Collinearity Among Categorical Variables in Regression

#1
Does anyone have any knowledge and/or experience in how to measure collinearity between categorical variables that have more than 2 categories in the context of regression? How would one go about measuring collinearity? Would it be something akin to looking at levels of association via contingency table analysis (Fisher's Test, Pearson's Chi-Square test, etc.)? Or perhaps you could examine correlations of dummy variable codings?

Any information would be very helpful!
 
#3
Thanks trinker! What about in generalized linear models? I'm trying to evaluate the validity of a logistic model that includes categorical as well as continuous predictor variables.
 

noetsi

Fortran must die
#5
The problem with using correlations for categorical variables is that most software use pearson product moment and that is invalid for categorical data. You should look at polychoric correlations instead. Unfortunately that takes special software like Mplus (I dont know if R does this).

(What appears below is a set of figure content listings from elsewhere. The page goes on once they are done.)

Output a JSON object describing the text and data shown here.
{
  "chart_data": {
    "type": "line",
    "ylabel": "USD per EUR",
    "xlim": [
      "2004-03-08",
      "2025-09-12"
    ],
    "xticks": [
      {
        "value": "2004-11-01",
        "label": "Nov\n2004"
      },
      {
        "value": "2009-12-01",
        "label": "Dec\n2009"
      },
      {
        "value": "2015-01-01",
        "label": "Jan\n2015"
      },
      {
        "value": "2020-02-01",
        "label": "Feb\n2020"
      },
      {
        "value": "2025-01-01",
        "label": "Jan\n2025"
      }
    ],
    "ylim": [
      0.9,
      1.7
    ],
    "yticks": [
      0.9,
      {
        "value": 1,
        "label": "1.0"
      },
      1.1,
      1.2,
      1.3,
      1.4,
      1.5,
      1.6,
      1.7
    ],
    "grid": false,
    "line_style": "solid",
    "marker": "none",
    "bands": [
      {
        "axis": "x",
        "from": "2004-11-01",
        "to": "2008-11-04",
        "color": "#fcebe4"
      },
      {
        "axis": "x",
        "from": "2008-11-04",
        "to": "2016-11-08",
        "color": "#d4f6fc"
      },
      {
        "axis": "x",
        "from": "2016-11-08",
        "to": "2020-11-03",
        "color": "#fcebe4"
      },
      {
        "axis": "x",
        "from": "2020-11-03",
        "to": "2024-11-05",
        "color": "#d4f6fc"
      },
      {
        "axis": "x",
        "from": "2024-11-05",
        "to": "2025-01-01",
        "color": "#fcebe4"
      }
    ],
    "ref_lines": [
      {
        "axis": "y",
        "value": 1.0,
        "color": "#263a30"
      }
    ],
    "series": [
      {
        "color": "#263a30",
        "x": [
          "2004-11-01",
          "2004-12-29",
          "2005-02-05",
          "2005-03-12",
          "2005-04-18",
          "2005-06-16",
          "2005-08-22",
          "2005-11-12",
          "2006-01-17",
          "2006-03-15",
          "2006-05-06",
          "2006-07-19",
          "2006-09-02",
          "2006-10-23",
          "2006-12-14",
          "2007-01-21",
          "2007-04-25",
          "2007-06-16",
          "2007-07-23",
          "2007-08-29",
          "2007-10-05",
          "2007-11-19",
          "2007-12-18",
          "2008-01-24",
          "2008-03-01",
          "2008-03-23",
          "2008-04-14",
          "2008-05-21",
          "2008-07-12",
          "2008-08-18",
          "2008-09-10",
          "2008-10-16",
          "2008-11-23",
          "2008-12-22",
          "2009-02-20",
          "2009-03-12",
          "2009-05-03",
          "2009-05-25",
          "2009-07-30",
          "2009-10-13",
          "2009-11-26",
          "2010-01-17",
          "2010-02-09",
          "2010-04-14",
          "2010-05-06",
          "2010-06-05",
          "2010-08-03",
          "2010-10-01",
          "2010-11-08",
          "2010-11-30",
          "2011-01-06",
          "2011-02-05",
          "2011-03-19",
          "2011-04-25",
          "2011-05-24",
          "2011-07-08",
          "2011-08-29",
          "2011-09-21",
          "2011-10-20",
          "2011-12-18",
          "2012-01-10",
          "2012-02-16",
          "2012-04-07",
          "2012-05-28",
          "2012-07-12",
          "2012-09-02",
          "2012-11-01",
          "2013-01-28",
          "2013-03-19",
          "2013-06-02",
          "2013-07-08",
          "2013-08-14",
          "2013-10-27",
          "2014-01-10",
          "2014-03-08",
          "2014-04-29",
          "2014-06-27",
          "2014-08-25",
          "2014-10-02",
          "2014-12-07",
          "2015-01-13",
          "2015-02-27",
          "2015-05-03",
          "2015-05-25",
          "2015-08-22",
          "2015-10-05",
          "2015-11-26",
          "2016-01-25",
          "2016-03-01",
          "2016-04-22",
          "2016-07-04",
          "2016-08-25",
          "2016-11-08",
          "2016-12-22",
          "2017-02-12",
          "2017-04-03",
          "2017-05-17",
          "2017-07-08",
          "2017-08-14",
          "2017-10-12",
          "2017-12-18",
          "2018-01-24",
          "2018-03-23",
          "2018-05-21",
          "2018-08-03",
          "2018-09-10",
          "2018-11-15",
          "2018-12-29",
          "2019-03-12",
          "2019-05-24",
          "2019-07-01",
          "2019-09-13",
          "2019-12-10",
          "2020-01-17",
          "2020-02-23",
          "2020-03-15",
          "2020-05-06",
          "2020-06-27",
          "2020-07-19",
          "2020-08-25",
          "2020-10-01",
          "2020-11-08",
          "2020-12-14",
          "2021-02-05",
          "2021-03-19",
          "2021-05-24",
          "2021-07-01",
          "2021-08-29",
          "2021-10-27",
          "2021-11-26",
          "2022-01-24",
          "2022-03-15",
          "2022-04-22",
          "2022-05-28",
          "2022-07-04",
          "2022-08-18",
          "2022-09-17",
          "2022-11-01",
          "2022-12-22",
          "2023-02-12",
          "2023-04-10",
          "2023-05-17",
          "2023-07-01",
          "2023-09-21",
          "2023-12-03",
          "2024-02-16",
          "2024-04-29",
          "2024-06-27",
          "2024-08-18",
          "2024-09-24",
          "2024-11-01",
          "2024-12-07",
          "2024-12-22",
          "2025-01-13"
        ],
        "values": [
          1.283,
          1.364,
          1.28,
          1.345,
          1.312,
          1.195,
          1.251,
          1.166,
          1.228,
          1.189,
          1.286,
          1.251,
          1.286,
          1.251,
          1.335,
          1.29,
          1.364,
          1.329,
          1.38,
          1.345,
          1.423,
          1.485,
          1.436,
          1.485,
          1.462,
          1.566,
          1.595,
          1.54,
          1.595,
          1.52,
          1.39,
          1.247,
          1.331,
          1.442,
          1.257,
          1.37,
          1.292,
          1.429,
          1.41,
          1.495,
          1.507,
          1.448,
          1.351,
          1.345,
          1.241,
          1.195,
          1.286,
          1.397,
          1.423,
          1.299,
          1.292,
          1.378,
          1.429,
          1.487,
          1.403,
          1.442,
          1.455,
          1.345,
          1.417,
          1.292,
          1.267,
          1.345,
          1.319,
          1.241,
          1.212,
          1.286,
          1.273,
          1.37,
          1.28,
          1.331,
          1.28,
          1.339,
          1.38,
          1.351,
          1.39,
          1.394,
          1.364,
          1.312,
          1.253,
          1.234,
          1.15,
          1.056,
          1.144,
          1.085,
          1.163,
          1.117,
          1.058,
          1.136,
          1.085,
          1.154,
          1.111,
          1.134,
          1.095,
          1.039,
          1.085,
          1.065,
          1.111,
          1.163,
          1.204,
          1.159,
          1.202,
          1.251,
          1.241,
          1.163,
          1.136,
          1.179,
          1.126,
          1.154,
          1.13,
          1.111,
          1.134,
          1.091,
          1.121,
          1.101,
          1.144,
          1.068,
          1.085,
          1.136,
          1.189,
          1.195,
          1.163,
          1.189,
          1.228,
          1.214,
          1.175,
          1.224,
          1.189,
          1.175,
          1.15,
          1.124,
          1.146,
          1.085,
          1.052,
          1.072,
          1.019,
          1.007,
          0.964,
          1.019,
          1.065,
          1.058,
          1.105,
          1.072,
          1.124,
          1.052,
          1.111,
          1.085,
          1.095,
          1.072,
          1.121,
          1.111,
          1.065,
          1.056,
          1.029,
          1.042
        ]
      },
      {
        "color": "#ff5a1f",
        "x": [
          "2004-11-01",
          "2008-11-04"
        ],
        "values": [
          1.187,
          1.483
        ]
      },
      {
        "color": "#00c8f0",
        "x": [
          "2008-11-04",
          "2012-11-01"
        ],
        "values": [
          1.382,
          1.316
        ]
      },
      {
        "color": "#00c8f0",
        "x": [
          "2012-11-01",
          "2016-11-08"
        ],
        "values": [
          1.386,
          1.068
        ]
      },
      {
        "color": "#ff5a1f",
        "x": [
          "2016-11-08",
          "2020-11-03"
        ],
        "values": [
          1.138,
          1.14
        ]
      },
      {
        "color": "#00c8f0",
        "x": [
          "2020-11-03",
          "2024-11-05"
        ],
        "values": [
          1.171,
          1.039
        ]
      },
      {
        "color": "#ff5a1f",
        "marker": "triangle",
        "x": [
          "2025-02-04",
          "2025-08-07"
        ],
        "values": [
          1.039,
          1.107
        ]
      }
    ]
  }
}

It is widely held that converting categorical variables into a series of dummy variables avoids this problem. Since taking SEM I am less sure this is the case. But regardless you would have to create dummies not use the categorical variable itself.
 

trinker

ggplot2orBust
#6
noetsi said:
The problem with using correlations for categorical variables is that most software use pearson product moment and that is invalid for categorical data. You should look at polychoric correlations instead. Unfortunately that takes special software like Mplus (I dont know if R does this)
A quick look up in my trusty R In Action (by Robert Kabacoff author of quick-R) gives us an R answer for polychoric correlations.
Robert I. Kabacoff said:
OTHER TYPES OF CORRELATIONS
The hetcor() function in the polycor package can compute a heterogeneous correlation
matrix containing Pearson product-moment correlations between numeric
variables, polyserial correlations between numeric and ordinal variables, polychoric
correlations between ordinal variables, and tetrachoric correlations between two dichotomous
variables. Polyserial, polychoric, and tetrachoric correlations assume that
the ordinal or dichotomous variables are derived from underlying normal distributions.